II – O Caminho das Estrelas
Já vimos que o presumível corpo de Tiago descoberto por um certo Pelágio (homem do mar) em princípios do século nono da nossa era, pode muito bem ser o corpo do bispo Prisciliano, a primeira vítima mortal da perseguição da Igreja aos que considerava hereges.
O nome de Compostela pode ter tido várias origens e, certamente, tem diversos significados. Vulgarmente Compostela quer dizer “o campo da estrela”, uma referência à estrela que teria aparecido indicando o local exacto da sepultura de Tiago. Para os alquimistas pode ser o “compost”, a estrela que se forma na superfície do crisol numa das primeiras operações da Grande Obra. Mas existe um outro significado mais secreto, em que “compost” significa “mestre”, o que dará “Mestre da Estrela”.

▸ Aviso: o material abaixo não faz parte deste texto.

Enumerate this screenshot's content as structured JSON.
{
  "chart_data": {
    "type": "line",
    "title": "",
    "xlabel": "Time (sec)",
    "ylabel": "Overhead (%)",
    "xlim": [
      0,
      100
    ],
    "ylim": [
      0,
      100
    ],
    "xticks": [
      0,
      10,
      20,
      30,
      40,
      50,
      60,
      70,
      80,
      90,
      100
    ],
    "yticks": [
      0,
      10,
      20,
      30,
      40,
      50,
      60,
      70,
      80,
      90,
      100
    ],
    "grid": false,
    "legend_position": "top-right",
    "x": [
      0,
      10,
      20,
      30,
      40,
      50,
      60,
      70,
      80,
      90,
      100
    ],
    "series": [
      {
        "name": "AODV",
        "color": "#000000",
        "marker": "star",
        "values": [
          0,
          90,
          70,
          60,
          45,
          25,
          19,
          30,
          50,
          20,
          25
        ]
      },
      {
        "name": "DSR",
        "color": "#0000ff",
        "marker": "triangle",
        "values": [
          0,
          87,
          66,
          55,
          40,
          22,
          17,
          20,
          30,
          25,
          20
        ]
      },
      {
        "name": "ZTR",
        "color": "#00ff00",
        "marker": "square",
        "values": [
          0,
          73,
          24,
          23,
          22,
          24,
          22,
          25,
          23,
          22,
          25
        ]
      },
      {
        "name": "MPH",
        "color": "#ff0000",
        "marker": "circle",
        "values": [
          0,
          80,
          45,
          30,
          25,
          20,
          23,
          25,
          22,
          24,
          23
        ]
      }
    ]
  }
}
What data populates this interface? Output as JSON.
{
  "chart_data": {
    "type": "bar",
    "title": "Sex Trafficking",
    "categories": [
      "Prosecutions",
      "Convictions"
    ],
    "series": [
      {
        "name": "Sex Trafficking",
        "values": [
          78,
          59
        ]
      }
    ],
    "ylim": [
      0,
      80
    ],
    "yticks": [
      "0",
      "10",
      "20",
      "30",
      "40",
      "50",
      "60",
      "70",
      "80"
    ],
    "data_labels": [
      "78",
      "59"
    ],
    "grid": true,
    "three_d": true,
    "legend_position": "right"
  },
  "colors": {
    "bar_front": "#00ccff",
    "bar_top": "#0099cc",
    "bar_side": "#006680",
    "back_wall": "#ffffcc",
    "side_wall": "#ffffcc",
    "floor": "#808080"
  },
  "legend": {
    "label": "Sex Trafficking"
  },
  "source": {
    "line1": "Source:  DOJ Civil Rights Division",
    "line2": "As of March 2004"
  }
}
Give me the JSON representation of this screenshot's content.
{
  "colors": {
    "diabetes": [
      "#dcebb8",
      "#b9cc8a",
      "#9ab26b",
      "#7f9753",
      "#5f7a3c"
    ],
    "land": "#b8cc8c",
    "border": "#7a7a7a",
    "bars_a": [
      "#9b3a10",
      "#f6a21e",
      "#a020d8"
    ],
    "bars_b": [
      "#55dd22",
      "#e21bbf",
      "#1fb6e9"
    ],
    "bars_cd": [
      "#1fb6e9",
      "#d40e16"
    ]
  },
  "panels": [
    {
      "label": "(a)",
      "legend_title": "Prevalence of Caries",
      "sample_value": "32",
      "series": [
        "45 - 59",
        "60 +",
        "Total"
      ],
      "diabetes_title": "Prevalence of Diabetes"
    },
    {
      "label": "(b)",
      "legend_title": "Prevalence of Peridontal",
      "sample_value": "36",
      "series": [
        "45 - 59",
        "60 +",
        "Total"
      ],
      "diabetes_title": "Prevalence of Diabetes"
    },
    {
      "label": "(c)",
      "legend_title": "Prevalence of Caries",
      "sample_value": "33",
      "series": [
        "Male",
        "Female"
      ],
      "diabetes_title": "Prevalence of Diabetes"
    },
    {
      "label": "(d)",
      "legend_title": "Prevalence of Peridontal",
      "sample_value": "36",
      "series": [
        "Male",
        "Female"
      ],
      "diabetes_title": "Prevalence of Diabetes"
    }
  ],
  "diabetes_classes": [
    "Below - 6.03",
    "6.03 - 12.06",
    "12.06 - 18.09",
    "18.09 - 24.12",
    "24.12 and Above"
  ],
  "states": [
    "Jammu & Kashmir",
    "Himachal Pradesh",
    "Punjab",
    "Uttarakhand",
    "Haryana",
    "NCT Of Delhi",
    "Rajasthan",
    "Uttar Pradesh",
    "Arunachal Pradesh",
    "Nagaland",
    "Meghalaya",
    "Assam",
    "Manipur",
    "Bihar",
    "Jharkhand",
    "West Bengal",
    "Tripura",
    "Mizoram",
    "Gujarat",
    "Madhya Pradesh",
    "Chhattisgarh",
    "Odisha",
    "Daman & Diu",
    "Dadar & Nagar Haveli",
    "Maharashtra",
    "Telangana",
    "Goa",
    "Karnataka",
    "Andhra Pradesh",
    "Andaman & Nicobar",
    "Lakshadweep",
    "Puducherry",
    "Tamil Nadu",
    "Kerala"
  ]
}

Este último significado, apesar de aparentemente incompreensível, relaciona-se com Tiago que, na tradição lígure, um povo que ocupou o ocidente europeu antes dos celtas, Tiago é o nome dado ao talhador da pedra, ou mestre construtor. Neste caso estamos a falar de uma época muito anterior ao advento do cristianismo.
A origem do nome “Tiago” é bem estranha pois, apesar de todas as explicações, é difícil compreender como é que Jacó ou Jacob, por muitas corruptelas que possa ter havido, tenha resultado em Tiago, que acaba também por ser uma corruptela de Santiago (Santo Iago). Este nome só existe em português ou castelhano com algumas variantes como Yago ou Iago.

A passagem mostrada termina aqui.